UTC's enrollment is now at more than 11,600, and the start of a new school year brings varying impacts to downtown businesses.
But generally, local college students are a sought-after customer group that helps support the downtown economy.
"The dollars our students spend and the energy they provide to downtown boosts the economic impact tenfold, compared to downtowns that do not have a downtown school or university," Tiffanie Robinson, director of creative strategy at River City Company, said via email.
For the past five years, officials with downtown economic development company River City Company have been working to get students engaged with downtown businesses and activities.
There have been periods of time when students have seemed sequestered to campus, but as the downtown has grown and as more affordable, off-campus housing options have started to pop up, students are making the downtown part of their daily routines more and more, Robinson also said.
River City leaders work with UTC officials to host pep rallies in Miller Plaza. They encourage downtown companies to take on UTC interns and give local businesses supplies to decorate windows in blue and gold for game days, Robinson said.
Community Pie, which is a restaurant near Miller Plaza, currently has UTC colors donning its windows.
Mike Monen, who—along with this wife, Taylor, owns restaurants Community Pie, Urban Stack, Taco Mamacita, and Milk and Honey—said that it is difficult to gauge the impact of UTC students on his businesses, especially at this time of year.
For a few weeks after school is back in session, restaurants actually see a slowdown, he said.

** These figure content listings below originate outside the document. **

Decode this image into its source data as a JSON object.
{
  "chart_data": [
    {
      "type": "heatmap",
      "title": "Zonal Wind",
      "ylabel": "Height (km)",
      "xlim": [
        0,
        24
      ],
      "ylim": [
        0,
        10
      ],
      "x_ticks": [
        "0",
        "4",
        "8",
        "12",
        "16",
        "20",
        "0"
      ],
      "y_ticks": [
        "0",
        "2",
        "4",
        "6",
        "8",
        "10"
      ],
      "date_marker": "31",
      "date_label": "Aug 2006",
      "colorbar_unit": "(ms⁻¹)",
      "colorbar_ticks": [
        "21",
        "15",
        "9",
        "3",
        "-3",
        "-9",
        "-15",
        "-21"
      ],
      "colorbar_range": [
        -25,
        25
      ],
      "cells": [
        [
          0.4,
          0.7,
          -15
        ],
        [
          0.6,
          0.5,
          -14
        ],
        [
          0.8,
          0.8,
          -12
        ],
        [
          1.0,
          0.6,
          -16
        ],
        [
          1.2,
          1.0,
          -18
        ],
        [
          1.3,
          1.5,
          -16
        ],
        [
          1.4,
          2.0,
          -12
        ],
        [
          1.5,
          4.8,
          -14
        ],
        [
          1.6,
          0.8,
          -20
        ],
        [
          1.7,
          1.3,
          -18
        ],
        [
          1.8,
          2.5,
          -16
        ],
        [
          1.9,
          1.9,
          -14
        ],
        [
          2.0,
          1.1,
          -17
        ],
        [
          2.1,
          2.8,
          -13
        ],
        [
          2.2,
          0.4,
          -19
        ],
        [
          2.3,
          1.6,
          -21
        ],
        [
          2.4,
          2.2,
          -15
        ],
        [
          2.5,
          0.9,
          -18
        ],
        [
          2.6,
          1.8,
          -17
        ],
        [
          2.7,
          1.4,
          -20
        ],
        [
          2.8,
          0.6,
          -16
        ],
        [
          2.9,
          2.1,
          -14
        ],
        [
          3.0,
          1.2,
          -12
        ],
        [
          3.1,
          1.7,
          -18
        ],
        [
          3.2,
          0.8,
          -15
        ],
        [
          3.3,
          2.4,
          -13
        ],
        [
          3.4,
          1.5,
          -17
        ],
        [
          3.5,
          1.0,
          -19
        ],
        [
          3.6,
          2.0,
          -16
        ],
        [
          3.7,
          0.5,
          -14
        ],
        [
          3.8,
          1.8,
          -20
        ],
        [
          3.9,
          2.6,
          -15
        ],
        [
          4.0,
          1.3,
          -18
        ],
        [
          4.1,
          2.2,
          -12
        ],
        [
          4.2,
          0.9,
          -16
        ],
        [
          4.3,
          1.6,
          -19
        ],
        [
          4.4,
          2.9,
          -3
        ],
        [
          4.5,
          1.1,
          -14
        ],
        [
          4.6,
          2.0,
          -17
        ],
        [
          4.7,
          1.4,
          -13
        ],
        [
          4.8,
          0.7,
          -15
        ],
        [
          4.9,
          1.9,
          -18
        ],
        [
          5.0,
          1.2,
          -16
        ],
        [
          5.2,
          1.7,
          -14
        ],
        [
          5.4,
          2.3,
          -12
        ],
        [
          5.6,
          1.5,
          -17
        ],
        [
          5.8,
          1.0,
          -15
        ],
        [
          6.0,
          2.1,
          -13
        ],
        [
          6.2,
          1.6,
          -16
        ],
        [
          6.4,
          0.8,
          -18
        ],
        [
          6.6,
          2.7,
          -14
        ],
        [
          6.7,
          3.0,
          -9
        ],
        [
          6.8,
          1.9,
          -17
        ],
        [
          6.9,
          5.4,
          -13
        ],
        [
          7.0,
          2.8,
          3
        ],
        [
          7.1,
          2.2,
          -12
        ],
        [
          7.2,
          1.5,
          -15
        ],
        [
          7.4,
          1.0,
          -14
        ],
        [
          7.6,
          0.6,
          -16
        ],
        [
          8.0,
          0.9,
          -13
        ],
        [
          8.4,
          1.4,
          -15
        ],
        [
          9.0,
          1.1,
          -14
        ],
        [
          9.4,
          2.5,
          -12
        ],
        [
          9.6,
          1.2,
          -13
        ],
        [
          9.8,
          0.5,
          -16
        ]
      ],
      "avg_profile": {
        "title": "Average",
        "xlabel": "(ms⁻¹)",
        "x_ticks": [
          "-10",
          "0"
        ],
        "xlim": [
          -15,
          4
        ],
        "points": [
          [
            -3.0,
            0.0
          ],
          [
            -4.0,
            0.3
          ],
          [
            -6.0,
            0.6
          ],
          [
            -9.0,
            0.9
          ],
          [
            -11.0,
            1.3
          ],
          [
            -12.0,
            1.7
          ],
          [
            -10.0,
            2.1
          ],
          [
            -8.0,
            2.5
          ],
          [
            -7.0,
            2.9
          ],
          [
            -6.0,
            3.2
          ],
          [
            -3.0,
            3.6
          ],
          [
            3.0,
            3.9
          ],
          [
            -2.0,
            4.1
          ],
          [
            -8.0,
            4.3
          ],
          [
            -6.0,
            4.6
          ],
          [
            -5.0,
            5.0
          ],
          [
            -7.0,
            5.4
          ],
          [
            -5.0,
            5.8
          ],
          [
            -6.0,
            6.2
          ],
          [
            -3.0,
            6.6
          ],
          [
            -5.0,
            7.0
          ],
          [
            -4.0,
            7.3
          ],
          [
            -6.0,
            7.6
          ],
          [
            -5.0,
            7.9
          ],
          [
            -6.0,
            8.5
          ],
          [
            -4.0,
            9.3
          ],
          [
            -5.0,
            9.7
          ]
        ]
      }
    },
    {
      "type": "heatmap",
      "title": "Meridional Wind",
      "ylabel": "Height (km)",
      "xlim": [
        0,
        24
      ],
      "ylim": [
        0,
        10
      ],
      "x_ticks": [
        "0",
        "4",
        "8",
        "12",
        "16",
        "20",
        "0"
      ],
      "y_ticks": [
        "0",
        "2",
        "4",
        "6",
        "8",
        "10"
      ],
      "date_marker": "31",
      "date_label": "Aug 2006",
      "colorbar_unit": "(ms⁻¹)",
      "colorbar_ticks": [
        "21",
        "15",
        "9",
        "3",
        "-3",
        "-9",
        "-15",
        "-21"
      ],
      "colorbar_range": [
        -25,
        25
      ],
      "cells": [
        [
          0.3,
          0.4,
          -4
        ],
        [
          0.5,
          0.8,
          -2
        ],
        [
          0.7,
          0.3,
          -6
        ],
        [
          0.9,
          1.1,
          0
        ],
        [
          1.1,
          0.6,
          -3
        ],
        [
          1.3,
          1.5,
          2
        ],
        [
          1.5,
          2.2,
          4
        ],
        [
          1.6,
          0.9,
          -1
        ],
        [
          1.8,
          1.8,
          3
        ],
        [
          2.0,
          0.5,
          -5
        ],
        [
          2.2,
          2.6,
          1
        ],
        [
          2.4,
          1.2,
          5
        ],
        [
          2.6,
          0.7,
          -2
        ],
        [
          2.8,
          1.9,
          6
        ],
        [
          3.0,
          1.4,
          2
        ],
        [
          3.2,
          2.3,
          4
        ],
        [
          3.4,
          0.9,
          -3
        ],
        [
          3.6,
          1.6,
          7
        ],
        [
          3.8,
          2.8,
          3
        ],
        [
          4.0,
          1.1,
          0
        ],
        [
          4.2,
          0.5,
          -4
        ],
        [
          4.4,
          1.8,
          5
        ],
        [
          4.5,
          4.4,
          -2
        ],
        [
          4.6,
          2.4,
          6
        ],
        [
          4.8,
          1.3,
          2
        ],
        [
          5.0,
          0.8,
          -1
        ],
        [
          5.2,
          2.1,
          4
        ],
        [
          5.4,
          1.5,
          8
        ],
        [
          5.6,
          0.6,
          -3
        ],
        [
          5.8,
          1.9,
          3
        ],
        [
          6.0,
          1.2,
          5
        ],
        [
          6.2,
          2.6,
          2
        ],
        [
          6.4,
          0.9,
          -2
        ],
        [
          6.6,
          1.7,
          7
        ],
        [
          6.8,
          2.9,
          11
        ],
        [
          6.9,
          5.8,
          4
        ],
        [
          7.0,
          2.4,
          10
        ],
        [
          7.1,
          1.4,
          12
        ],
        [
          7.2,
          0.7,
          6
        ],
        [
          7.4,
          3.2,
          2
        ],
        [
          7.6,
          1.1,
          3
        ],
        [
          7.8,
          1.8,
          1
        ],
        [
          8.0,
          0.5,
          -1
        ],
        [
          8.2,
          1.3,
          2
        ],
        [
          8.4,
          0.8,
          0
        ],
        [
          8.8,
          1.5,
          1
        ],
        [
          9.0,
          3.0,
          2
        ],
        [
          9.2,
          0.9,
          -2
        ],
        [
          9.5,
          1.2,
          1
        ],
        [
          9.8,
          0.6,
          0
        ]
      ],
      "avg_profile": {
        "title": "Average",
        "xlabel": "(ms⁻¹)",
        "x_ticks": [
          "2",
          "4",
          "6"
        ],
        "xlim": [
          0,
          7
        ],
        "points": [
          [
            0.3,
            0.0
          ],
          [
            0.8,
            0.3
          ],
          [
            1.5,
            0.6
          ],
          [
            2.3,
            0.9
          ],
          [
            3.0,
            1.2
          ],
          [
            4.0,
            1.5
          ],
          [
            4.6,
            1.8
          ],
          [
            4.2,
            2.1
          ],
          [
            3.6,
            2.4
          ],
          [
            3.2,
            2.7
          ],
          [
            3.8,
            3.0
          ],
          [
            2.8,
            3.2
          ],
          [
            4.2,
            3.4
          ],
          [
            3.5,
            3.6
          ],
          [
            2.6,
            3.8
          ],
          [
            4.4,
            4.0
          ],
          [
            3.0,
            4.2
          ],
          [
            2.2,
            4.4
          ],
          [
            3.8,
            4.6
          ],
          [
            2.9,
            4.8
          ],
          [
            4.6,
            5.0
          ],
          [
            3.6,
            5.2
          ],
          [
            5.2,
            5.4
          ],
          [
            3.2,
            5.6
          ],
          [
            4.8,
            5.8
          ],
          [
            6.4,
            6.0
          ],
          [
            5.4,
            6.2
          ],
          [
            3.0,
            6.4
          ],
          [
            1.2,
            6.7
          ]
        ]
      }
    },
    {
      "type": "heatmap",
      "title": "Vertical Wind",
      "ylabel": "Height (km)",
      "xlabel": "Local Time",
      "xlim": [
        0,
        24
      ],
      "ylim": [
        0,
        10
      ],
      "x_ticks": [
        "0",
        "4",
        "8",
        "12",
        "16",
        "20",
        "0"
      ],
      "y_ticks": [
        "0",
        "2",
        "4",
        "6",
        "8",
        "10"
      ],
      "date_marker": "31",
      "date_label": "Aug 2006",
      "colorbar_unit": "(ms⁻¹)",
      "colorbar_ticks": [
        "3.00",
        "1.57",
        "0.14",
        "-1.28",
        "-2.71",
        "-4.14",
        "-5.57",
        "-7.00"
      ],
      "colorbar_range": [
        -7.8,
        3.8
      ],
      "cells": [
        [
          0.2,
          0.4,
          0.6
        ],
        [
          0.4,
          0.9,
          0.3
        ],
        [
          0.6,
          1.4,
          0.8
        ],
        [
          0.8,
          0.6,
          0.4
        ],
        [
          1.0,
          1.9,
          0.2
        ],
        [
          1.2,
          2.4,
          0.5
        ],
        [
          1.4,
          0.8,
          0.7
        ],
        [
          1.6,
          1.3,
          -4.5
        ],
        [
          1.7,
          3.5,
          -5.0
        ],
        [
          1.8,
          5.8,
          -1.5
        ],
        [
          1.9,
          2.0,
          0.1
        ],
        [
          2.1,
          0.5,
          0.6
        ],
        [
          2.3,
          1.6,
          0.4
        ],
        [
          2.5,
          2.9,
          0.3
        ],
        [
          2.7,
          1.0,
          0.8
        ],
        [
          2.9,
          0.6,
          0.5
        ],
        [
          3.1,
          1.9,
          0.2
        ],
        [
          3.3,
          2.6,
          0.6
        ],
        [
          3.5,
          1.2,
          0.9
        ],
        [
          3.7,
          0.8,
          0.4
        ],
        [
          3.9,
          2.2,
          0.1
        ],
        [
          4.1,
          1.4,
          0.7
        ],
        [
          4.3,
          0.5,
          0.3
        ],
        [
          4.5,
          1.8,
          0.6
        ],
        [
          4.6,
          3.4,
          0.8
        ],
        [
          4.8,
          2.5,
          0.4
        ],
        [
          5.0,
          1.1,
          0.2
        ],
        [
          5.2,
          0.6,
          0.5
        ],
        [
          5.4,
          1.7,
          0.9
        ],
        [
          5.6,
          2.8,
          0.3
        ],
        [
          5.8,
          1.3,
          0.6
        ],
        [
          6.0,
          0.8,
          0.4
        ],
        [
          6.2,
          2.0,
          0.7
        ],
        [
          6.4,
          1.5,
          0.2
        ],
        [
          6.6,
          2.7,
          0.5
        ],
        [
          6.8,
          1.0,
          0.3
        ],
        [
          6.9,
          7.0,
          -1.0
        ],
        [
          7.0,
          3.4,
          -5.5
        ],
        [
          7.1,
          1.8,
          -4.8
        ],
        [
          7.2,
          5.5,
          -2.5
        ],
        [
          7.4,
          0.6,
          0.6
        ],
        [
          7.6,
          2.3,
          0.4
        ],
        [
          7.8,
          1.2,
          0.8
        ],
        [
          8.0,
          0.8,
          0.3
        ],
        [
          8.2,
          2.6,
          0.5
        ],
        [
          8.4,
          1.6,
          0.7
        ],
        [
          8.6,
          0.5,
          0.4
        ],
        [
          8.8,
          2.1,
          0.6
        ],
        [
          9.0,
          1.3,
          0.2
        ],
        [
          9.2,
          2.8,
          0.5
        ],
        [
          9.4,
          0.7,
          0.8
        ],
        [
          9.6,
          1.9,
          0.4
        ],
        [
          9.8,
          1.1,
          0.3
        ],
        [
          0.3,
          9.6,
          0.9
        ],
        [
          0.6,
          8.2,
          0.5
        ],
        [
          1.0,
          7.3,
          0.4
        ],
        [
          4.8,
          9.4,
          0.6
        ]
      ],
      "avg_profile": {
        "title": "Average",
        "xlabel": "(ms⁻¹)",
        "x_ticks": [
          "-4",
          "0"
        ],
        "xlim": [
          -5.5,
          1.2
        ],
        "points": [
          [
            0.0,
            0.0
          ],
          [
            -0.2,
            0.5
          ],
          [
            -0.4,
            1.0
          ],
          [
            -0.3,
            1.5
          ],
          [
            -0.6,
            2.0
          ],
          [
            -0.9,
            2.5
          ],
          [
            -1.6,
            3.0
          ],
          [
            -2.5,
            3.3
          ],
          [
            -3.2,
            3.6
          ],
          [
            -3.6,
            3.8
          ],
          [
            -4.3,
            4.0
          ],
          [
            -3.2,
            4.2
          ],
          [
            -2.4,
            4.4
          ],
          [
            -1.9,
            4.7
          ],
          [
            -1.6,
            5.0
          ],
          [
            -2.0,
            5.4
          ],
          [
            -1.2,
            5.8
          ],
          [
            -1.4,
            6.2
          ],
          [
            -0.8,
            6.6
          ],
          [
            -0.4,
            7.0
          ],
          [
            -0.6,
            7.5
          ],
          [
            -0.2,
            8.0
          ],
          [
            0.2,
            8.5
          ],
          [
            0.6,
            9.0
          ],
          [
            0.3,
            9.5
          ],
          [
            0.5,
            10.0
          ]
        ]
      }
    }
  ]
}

He attributes this to everyone getting back in a school routine. For a couple of weeks, people seem to go out to restaurants less, he said.
That lasts about three or four weeks, and then business picks back up again.
"You see this decrease, so it's hard to measure an increase," he said.
Community Pie is a relatively new restaurant and hasn't been around in past years, but UTC students do frequent his other restaurants and provide a good amount of business.
The Monens also employ a lot of UTC students and offer all students discounts. Students with a valid UTC ID get 10 percent off at all the Monens' restaurants.
"We understand that they are on strict budgets," he said, adding that he remembers what it was like to be a college student with limited spending ability.
President of Chattanooga's First Tennessee Bank Keith Sanford said he sees an increase in business when UTC students come back because many of them open accounts.
"We see most of them in late August, a few in January and a few in May," he said via email.
First Tennessee has an ATM at UTC's campus to help draw students to the bank, and Sanford said students spend money downtown on rent and food now even more than in the past, when UTC was more of a commuter school.
First Tennessee officials also decorate the bank's lobby with UTC colors to celebrate the start of a new school year, he said.
North Shore resident and business owner David Smotherman said his shop—Frazier Avenue’s Winder Binder Gallery and Bookstore—doesn't get a huge sales boost from UTC students, but he definitely can tell when school is back in session.
There is more foot traffic on the North Shore, he said. And he's heard from employees at the Frazier Avenue Walgreens that UTC students do frequently shop there.
Walgreens representatives didn't return a request for an interview.
"In general, there's an uptick on the North Shore when school is in session," he said.